New research reveals that pre-adolescent and adolescent girls who regularly eat vegetable fats found in foods such as peanut butter may reduce their risk of later developing breast disease, the Huffington Post reports.

In the latest study published in the journal Breast Cancer Research and Treatment, researchers from the Washington University School of Medicine in St. Louis, Dana-Farber Cancer Institute and Harvard Medical School found that young girls  who regularly consumed higher intakes of vegetable fats and nuts were at a significantly lower risk of developing benign breast disease.

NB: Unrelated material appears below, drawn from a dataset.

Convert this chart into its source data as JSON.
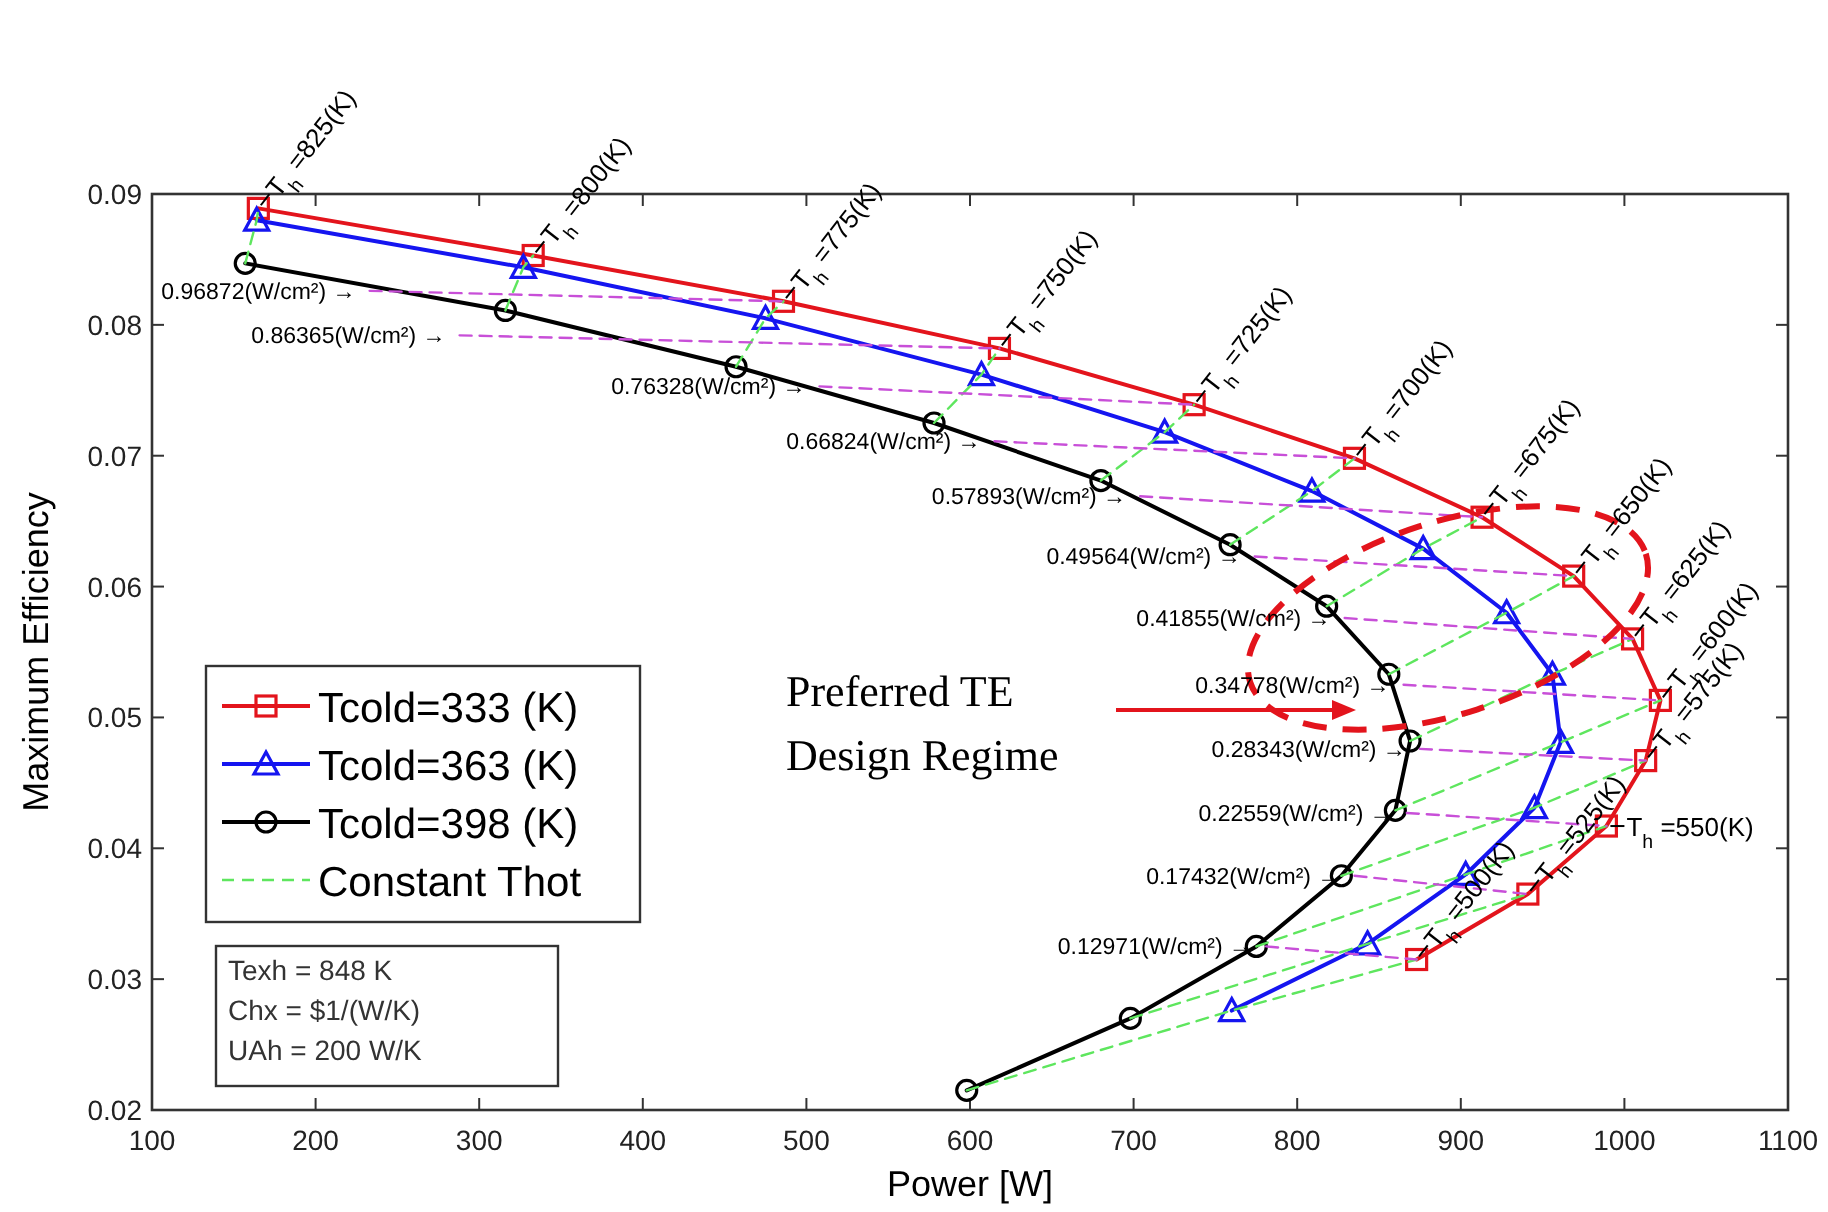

Benign breast disease (BBD) is noncancerous and can occur due to infection, injury or other benign changes in the breast. BBDs includes cysts, intraductal papillomasm, fibroadenomas and fibrocystic changes, and may appear in the form of a lump, tenderness and redness in the breast. Men are also susceptible to developing benign lumps.

The latest study, called "The Grown Up Today" study, involved 9,039 females who were between the ages of 9 to 15 in 1996. The young women completed annual questionnaires through 2001, and again in 2003, 2005, 2007 and 2010. Over the years, the young women were questioned on their diets and whether or not they had been diagnosed with BBD. At the end of the study, an association was found between those who consumed larger portions of protein and fat from peanut butter, peanuts, nuts, beans (beans, lentils, and soybeans), and corn and a lowered risk of BBD.

The researchers found that for the girls that ate foods such as peanut butter twice a week, their chances of being diagnosed with BBD was lowered by 39 percent, a pattern found to be especially strong for girls that had a family history of breast cancer.